Speaking at an international conference in New Delhi to recognise 25 years of Deakin in India, Vice-Chancellor Professor Jane den Hollander AO said Deakin’s new Graduate Certificate in Hospital Administration would be launched on the innovative FutureLearn platform. “Deakin was the first international university to open an office in India in 1994, the first university in the world to offer complete degrees on the FutureLearn platform, and we have topped student satisfaction surveys in the state of Victoria for the past nine years. The new course is a pathway to Deakin’s globally regarded Master of Business Administration (MBA) in Healthcare Management,” she said.

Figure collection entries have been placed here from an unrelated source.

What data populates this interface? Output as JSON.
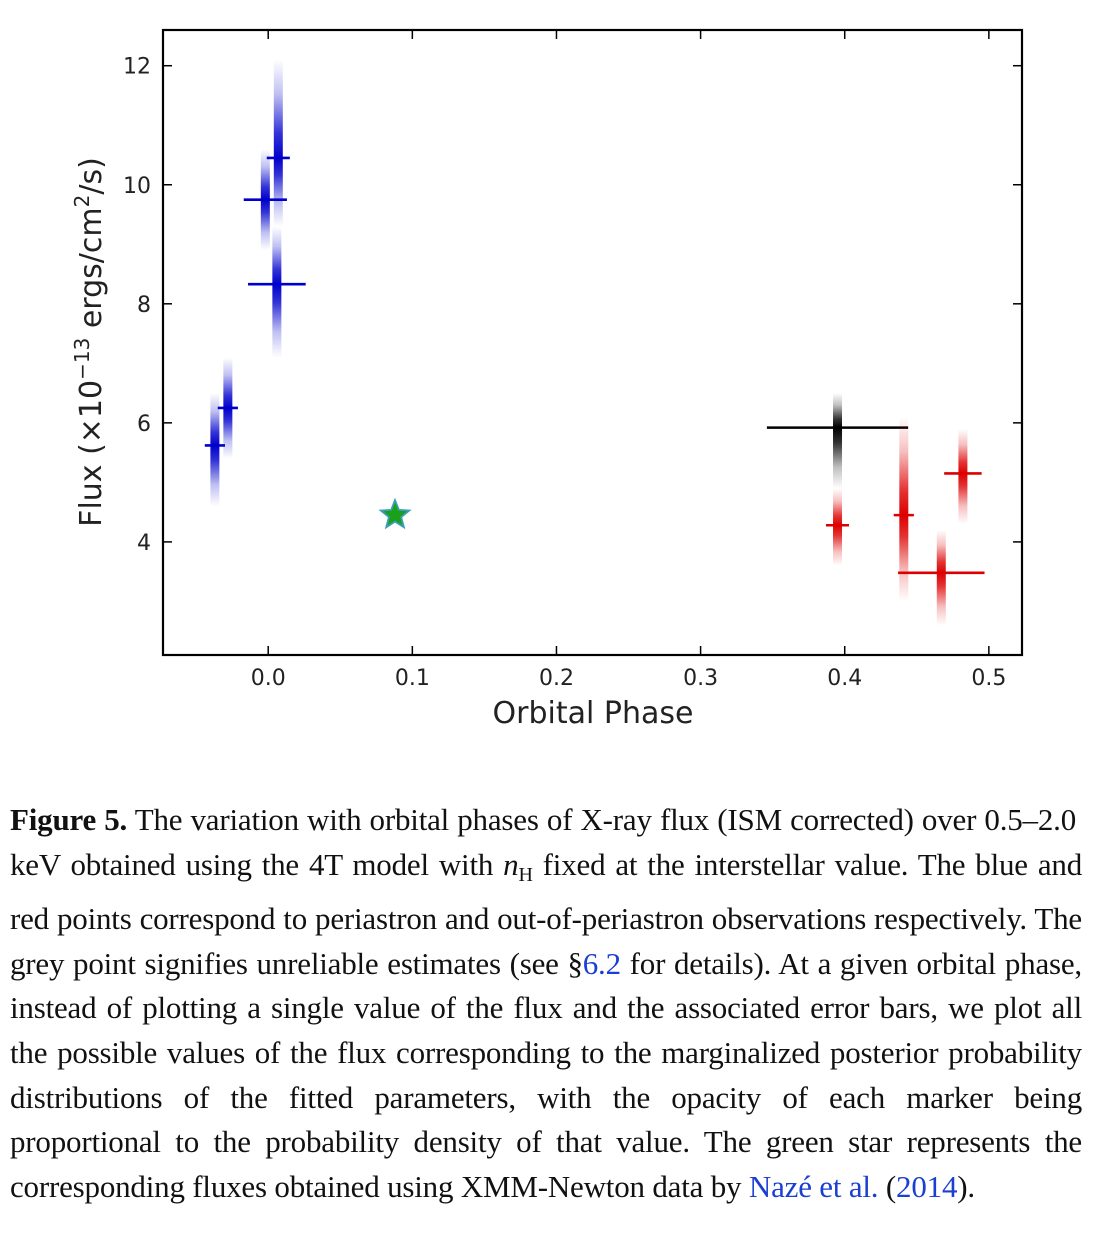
{
  "chart_data": {
    "type": "scatter",
    "xlabel": "Orbital Phase",
    "ylabel_parts": {
      "pre": "Flux (×10",
      "exp": "−13",
      "mid": " ergs/cm",
      "exp2": "2",
      "post": "/s)"
    },
    "xlim": [
      -0.073,
      0.523
    ],
    "ylim": [
      2.1,
      12.6
    ],
    "xticks": [
      0.0,
      0.1,
      0.2,
      0.3,
      0.4,
      0.5
    ],
    "xtick_labels": [
      "0.0",
      "0.1",
      "0.2",
      "0.3",
      "0.4",
      "0.5"
    ],
    "yticks": [
      4,
      6,
      8,
      10,
      12
    ],
    "ytick_labels": [
      "4",
      "6",
      "8",
      "10",
      "12"
    ],
    "colors": {
      "periastron": "#0000cc",
      "out_of_periastron": "#dd0000",
      "unreliable": "#000000",
      "star": "#1aa01a",
      "star_edge": "#3a9fb5"
    },
    "series": [
      {
        "name": "periastron",
        "color": "#0000cc",
        "points": [
          {
            "x": -0.037,
            "y": 5.62,
            "xerr": 0.007,
            "ylo": 4.6,
            "yhi": 6.5
          },
          {
            "x": -0.028,
            "y": 6.25,
            "xerr": 0.007,
            "ylo": 5.4,
            "yhi": 7.1
          },
          {
            "x": -0.002,
            "y": 9.75,
            "xerr": 0.015,
            "ylo": 8.9,
            "yhi": 10.6
          },
          {
            "x": 0.007,
            "y": 10.45,
            "xerr": 0.008,
            "ylo": 9.3,
            "yhi": 12.1
          },
          {
            "x": 0.006,
            "y": 8.33,
            "xerr": 0.02,
            "ylo": 7.1,
            "yhi": 9.3
          }
        ]
      },
      {
        "name": "unreliable",
        "color": "#000000",
        "points": [
          {
            "x": 0.395,
            "y": 5.92,
            "xerr": 0.049,
            "ylo": 4.9,
            "yhi": 6.5
          }
        ]
      },
      {
        "name": "out_of_periastron",
        "color": "#dd0000",
        "points": [
          {
            "x": 0.395,
            "y": 4.28,
            "xerr": 0.008,
            "ylo": 3.6,
            "yhi": 4.9
          },
          {
            "x": 0.441,
            "y": 4.45,
            "xerr": 0.007,
            "ylo": 3.0,
            "yhi": 6.1
          },
          {
            "x": 0.467,
            "y": 3.48,
            "xerr": 0.03,
            "ylo": 2.6,
            "yhi": 4.2
          },
          {
            "x": 0.482,
            "y": 5.15,
            "xerr": 0.013,
            "ylo": 4.3,
            "yhi": 5.9
          }
        ]
      }
    ],
    "star": {
      "x": 0.088,
      "y": 4.45,
      "label": "XMM-Newton (Nazé et al. 2014)"
    }
  },
  "caption": {
    "label": "Figure 5.",
    "text1": " The variation with orbital phases of X-ray flux (ISM corrected) over 0.5–2.0 keV obtained using the 4T model with ",
    "nH": "n",
    "nH_sub": "H",
    "text2": " fixed at the interstellar value. The blue and red points correspond to periastron and out-of-periastron observations respectively. The grey point signifies unreliable estimates (see §",
    "section_link": "6.2",
    "text3": " for details). At a given orbital phase, instead of plotting a single value of the flux and the associated error bars, we plot all the possible values of the flux corresponding to the marginalized posterior probability distributions of the fitted parameters, with the opacity of each marker being proportional to the probability density of that value. The green star represents the corresponding fluxes obtained using XMM-Newton data by ",
    "ref_link": "Nazé et al.",
    "ref_open": " (",
    "ref_year": "2014",
    "ref_close": ")."
  }
}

Vice-Chancellor Professor Jane den Hollander AO

“Our India Office is one of the jewels in the crown of our growth and success over the 45 years of Deakin’s existence from humble beginnings on a green field site at Waurn Ponds in 1974,” she added.
Back in 1893, Alfred Deakin, Australia’s second prime minister after who the university is named, predicted that students from Australia and India would traverse international borders and form lasting intellectual partnerships. His love for India was apparent in the two books he wrote about India before he became PM. He published a research report, Irrigated India (1893), while his explorations of the spiritual centres and architecture of India were published in Temple and Tomb in India.  In the latter, he wrote, ‘What can we know of Australia if we limit our inquiries within our borders, to the neglect of our relations far and near and of those Asiatic empires which lie closest to us, with whose future our own tropical lands may yet be partially identified’.
It was this foresight and desire for collaboration between nations that helped established Deakin University. Today, it’s home to 60,000 students, including almost 15,000 international students from 130 countries, including 5277 students from India.
Deakin campus in Victoria

“The early focus was on student enrolments but the relationship has evolved to include partnerships with some of India’s leading universities, research institutions and businesses,” Professor den Hollander said.
Over 25 years, Deakin has committed more than AUD$20 million to research and scholarship initiatives in India and has partnerships with dozens of India’s premier universities, research organisations and businesses.